"True to the kindred points of Heaven and home."
In gleams, in dim fancies, this thought visits the mind of common men. It is soon obscured by the mists of sensuality, the dust of routine, and he thinks it was only some meteor or ignis fatuus that shone. But, as a Rosicrucian lamp, it burns unwearied, though condemned to the solitude of tombs; and to its permanent life, as to every truth, each age has in some form borne witness. For the truths, which visit the minds of careless men only in fitful gleams, shine with radiant clearness into those of the poet, the priest, and the artist.
Whatever may have been the domestic manners of the ancients, the idea of Woman was nobly manifested in their mythologies and poems, whore she appears as Site in the Ramayana, a form of tender purity; as the Egyptian Isis, [Footnote: For an adequate description of the Isis, see [Appendix A].] of divine wisdom never yet surpassed. In Egypt, too, the Sphynx, walking the earth with lion tread, looked out upon its marvels in the calm, inscrutable beauty of a virgin's face, and the Greek could only add wings to the great emblem. In Greece, Ceres and Proserpine, significantly termed "the great goddesses," were seen seated side by side. They needed not to rise for any worshipper or any change; they were prepared for all things, as those initiated to their mysteries knew. More obvious is the meaning of these three forms, the Diana, Minerva, and Vesta. Unlike in the expression of their beauty, but alike in this,—that each was self-sufficing. Other forms were only accessories and illustrations, none the complement to one like these. Another might, indeed, be the companion, and the Apollo and Diana set off one another's beauty. Of the Vesta, it is to be observed, that not only deep-eyed, deep-discerning Greece, but ruder Rome, who represents the only form of good man (the always busy warrior) that could be indifferent to Woman, confided the permanence of its glory to a tutelary goddess, and her wisest legislator spoke of meditation as a nymph.

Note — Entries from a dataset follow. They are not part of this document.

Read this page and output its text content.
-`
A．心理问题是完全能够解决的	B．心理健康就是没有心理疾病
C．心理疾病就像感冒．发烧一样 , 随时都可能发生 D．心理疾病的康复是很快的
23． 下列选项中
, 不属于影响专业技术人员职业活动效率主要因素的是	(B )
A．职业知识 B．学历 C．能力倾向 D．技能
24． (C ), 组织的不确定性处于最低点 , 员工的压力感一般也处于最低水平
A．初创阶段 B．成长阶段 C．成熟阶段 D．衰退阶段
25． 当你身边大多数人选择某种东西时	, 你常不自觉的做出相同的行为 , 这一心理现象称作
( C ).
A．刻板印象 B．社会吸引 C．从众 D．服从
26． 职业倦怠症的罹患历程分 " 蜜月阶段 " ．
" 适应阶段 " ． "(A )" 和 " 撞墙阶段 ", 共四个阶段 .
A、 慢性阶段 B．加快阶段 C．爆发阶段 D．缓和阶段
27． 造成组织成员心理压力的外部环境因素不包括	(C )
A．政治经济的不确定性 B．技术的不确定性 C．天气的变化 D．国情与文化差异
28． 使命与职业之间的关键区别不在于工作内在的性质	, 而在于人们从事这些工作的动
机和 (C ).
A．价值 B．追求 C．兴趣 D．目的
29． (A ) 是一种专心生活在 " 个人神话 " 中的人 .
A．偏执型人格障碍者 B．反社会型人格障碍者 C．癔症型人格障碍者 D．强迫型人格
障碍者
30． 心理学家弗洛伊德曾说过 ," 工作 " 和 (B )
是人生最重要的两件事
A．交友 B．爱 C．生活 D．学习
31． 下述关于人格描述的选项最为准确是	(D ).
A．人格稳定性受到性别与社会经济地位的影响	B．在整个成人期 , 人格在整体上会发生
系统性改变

Perhaps in Rome the neglect of Woman was a reaction on the manners of Etruria, where the priestess Queen, warrior Queen, would seem to have been so usual a character.
An instance of the noble Roman marriage, where the stern and calm nobleness of the nation was common to both, we see in the historic page through the little that is told us of Brutus and Portia. Shakspeare has seized on the relation in its native lineaments, harmonizing the particular with the universal; and, while it is conjugal love, and no other, making it unlike the same relation as seen in Cymbeline, or Othello, even as one star differeth from another in glory.
"By that great vow
Which did incorporate and make us one,
Unfold to me, yourself, your other half,
Why you are heavy. ...
Dwell I but in the suburbs
Of your good pleasure? If it be no more,
Portia is Brutus' harlot, not his wife."
Mark the sad majesty of his tone in answer. Who would not have lent a life-long credence to that voice of honor?
"You are my true and honorable wife;
As dear to me as are the ruddy drops
That visit this sad heart."
It is the same voice that tells the moral of his life in the last words—
"Countrymen,
My heart doth joy, that, yet in all my life,
I found no man but he was true to me."